For meditation practice to be sustainable and fruitful, one must bring the proper degree of effort to one’s practice. Right effort is one of the factors of the eightfold path and is a very basic and essential part of practice. It takes effort to carve out time for daily meditation, to read or listen to the Dhamma, or to participate in a sangha. If we don’t apply any effort, we will just float along with our conditioning and be stuck in our suffering forever.
However, there is a difference between effort and effortfulness. Right effort in Buddhist teachings is balanced effort. A simile from the suttas is that of the strings of a lute. If the strings are too loose, they won’t produce the proper sound. If they are too taut, they similarly won’t resonate properly and may even damage the instrument. The amount of effort in one’s practice should also be balanced in much the same way that a lute string should be neither to lax or too taught.
I have seen this idea communicated most often by the forest monks in the Mahasati tradition through encouraging an air of ease and even playfulness in one’s practice. In their own lives, these monks model dedication and commitment to one’s practice, but I’ve also often heard them tell practitioners they should relax and have fun with the practice. This struck me as a very skilful way to communicate right effort. It’s not that one shouldn’t be dedicated to one’s practice, both on and off the cushion, but one needs to find a way to engage with it that is enjoyable and not overly austere. If one’s practice feels effortful, there will be too much ego tied up in it, and it will also be difficult to maintain. If you can’t find a way to relate to your practice with enjoyment, you won’t be able to stick with it for the long haul. It’s not only serious long-term meditators that often come at their practice with a driven and austere mindset. I’ve witnessed many beginners struggle with their practice because they’re approaching it as if they’re attempting to vanquish some foe within.
To make our practice enjoyable, we can approach it like a game. To do this, we first of all have to drop all judgment. We just practice being aware of what is here in the present moment, in our bodies and minds, without any judgment about whether it should or shouldn’t be there. If we are judging what we see with our awareness, it won’t be any fun at all. Instead, simply play the game of seeing how fast awareness can take in the phenomena that are currently present in body and mind. When I am practicing in this way, I am reminded of a game that very young children play whereby you continuously try to have your hand on top of the other person’s. When the other person slips his or her hand out and places it on top of yours, you in turn slide yours out and put it back on top.

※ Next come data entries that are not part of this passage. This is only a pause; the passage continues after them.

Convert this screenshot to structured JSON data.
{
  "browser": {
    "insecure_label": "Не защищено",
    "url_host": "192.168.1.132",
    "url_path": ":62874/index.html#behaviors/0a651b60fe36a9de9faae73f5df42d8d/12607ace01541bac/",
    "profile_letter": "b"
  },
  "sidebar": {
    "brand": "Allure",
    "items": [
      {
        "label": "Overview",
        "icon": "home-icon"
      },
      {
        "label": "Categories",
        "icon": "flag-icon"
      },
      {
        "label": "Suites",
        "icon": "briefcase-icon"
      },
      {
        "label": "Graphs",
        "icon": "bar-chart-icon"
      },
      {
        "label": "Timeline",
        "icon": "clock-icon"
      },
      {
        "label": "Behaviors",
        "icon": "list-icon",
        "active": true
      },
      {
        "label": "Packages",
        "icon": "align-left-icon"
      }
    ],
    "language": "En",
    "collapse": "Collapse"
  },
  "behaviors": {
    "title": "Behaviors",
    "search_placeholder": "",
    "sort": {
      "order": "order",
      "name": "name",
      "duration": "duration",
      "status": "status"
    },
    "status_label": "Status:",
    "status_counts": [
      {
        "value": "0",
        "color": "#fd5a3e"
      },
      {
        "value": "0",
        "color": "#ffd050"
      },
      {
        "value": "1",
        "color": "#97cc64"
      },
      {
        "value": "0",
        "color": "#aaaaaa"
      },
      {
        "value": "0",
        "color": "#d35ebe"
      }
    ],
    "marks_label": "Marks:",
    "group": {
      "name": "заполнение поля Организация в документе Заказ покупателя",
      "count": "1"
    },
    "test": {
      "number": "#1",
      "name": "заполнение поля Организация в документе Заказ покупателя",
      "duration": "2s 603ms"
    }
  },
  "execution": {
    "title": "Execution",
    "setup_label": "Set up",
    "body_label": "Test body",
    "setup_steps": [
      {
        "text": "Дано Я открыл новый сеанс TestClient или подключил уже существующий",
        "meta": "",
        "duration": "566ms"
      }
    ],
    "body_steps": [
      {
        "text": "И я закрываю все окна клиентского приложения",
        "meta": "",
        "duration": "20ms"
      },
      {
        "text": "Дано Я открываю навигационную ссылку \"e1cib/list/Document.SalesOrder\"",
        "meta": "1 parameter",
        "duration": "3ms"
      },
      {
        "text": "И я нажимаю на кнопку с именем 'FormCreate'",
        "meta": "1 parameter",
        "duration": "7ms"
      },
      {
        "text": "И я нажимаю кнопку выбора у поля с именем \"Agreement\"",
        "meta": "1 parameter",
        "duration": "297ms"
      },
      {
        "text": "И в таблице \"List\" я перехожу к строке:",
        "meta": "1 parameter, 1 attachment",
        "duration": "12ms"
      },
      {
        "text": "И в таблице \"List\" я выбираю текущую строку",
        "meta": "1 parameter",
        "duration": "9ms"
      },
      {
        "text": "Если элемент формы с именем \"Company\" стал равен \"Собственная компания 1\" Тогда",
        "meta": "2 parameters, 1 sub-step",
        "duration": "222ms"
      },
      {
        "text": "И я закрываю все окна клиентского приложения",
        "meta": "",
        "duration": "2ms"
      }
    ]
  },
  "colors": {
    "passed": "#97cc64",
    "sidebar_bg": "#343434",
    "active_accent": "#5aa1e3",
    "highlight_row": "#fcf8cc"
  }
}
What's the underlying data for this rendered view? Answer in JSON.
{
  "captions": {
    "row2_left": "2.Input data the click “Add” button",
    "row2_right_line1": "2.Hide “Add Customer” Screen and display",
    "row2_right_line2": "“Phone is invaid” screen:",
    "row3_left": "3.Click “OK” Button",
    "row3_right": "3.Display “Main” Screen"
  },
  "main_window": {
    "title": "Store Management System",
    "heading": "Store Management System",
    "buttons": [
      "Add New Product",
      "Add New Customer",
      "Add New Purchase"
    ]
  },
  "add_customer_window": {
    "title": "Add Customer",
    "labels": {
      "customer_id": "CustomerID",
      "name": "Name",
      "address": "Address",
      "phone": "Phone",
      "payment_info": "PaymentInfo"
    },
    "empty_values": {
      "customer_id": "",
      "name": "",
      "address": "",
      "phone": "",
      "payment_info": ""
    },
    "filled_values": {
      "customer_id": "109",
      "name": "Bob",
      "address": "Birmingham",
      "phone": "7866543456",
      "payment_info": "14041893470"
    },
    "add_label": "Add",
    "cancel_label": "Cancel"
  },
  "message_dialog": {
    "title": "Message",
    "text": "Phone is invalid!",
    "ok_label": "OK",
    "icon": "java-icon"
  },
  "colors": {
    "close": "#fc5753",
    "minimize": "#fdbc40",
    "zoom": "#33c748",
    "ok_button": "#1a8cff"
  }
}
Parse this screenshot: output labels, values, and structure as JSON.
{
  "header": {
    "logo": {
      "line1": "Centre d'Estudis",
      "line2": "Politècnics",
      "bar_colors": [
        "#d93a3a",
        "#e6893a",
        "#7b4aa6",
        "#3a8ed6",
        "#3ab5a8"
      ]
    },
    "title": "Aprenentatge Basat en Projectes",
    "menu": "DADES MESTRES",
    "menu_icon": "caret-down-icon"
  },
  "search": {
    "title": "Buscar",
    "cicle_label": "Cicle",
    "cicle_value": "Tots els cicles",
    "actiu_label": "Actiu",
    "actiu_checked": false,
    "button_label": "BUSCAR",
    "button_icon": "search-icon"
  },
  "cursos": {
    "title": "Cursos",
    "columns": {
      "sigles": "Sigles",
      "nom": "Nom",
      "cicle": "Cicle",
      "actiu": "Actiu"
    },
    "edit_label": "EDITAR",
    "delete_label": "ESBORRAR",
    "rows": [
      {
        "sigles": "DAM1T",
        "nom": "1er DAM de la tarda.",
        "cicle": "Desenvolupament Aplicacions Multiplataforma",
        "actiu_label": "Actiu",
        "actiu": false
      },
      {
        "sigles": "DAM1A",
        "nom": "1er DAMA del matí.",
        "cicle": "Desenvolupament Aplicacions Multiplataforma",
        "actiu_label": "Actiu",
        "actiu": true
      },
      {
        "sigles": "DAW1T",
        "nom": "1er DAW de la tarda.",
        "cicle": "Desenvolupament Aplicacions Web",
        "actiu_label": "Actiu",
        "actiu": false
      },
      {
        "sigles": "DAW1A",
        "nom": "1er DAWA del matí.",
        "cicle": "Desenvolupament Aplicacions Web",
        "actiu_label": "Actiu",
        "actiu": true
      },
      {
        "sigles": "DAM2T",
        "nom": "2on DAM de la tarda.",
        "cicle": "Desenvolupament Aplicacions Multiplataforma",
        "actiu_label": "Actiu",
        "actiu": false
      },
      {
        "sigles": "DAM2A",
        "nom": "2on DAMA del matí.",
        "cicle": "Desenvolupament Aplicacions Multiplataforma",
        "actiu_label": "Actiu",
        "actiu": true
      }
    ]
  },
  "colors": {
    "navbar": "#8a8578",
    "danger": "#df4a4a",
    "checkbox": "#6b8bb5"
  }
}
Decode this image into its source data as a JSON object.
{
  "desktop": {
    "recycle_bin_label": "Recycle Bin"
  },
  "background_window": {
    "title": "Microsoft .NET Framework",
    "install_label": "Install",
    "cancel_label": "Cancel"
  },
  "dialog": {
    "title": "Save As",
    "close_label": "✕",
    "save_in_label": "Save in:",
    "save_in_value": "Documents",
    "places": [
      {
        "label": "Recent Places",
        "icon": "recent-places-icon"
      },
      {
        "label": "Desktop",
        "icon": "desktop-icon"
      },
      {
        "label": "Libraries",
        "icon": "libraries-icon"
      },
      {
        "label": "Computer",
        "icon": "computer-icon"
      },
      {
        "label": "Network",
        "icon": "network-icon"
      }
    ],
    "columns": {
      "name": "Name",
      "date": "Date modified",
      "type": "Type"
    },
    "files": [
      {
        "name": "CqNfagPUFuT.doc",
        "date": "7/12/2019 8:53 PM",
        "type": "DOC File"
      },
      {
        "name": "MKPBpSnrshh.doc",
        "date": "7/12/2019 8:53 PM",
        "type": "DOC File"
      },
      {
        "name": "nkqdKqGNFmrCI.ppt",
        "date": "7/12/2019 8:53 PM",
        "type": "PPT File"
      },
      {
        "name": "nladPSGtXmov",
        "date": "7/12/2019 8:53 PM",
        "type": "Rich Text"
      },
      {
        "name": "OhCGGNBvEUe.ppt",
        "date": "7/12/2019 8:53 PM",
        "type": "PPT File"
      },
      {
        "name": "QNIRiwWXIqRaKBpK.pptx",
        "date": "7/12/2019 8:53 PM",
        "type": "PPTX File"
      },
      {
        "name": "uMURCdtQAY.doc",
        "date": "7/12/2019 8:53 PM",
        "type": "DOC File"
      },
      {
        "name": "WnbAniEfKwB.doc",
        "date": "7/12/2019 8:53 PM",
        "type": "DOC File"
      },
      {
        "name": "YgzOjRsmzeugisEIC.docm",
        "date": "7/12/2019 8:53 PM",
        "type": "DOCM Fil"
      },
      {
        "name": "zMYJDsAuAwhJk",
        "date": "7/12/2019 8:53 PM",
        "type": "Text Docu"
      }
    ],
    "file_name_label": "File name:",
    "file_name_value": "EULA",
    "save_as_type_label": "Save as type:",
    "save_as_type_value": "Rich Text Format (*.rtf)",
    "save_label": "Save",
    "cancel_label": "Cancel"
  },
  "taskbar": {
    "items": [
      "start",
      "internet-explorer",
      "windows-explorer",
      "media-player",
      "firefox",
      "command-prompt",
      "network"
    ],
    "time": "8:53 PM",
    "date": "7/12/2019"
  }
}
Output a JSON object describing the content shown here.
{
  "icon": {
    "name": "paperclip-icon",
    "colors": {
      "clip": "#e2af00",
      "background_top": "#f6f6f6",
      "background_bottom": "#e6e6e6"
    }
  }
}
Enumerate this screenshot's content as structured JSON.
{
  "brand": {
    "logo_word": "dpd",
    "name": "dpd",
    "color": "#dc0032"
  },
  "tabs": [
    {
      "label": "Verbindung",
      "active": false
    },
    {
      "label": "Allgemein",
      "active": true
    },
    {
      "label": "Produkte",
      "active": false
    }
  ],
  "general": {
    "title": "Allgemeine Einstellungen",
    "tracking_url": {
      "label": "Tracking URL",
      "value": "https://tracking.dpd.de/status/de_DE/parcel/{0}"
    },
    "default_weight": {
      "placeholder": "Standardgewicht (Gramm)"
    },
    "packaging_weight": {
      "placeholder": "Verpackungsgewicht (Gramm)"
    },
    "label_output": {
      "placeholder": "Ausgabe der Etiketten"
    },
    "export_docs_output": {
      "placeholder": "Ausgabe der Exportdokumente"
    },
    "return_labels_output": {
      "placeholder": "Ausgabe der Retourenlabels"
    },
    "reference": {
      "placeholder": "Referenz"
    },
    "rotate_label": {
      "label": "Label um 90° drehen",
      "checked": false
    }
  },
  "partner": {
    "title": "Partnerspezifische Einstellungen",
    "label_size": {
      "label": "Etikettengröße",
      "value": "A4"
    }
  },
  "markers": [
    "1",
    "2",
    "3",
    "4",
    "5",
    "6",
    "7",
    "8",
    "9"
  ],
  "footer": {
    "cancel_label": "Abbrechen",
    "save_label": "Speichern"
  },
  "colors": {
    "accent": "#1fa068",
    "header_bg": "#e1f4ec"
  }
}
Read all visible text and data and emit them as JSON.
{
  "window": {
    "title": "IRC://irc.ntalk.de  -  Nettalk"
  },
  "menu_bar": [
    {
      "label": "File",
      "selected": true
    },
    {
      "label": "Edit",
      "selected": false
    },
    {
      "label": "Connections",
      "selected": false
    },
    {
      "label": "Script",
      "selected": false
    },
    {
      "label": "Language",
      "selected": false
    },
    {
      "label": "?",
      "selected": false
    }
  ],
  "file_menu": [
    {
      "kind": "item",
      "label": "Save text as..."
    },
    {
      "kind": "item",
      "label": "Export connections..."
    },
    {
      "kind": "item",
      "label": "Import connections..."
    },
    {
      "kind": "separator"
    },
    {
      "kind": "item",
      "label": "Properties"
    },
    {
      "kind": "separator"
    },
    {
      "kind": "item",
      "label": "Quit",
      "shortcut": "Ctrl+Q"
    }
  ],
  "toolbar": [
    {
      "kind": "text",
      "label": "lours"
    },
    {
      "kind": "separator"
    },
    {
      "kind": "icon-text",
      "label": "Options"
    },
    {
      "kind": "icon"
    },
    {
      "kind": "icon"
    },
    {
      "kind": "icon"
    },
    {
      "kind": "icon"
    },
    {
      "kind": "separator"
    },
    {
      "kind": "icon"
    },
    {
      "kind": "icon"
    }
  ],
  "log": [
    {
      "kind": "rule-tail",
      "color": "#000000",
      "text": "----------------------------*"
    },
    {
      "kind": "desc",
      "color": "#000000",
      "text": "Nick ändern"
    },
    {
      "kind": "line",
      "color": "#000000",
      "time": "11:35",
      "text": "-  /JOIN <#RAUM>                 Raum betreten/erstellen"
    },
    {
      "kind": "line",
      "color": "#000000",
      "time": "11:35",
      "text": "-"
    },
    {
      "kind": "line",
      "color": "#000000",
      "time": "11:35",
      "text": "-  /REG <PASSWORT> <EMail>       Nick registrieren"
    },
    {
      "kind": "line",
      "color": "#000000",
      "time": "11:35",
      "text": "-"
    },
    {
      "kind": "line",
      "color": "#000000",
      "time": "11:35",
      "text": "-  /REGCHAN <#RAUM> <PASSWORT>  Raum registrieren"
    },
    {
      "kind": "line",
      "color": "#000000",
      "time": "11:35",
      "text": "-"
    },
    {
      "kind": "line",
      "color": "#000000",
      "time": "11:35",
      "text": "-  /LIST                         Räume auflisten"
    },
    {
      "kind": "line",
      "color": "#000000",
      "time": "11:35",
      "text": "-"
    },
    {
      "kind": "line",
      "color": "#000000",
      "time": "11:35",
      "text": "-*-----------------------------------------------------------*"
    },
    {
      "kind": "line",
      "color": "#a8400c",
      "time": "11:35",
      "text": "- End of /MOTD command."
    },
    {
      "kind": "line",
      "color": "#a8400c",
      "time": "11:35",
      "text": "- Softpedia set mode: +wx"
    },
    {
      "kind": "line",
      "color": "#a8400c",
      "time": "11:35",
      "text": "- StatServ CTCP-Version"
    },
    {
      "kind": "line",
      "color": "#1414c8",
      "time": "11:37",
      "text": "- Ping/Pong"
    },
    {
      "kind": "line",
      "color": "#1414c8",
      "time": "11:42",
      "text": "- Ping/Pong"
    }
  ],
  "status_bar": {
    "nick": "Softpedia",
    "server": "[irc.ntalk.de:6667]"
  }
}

This is very similar to how our practice works. In this case, your “hand” is your present moment awareness, and the other person’s hand is mental and physical phenomena including concocting thought and the defilements of clinging, aversion, and delusion. Sometimes awareness is on top, and at other times, proliferating thought and the defilements are on top and are covering the awareness. When we realize the opponent’s hand is on top, we don’t have to make the defilement go away, just as we wouldn’t make the other person’s hand go away in the children’s game, we only have to put our awareness back on top. We just keep doing this again and again. Every time awareness is covered by something, just put it back on top of whatever is there.
The reason I like the simile of this children’s hand game is that the game moves very fast, it is totally repetitive, and there is no real winning of the game, but it is enjoyable nonetheless. This is much like our practice. Concocting thought and the defilements will continually try to put their hand on top of our awareness, and we have to continually put awareness back on top. We do this over and over just as with the hand game. But, there actually is a winner in this game in that the less total time we spend with our awareness covered by the defilements, the lighter our life will be. Eventually, the defilements may even grow tired and go home.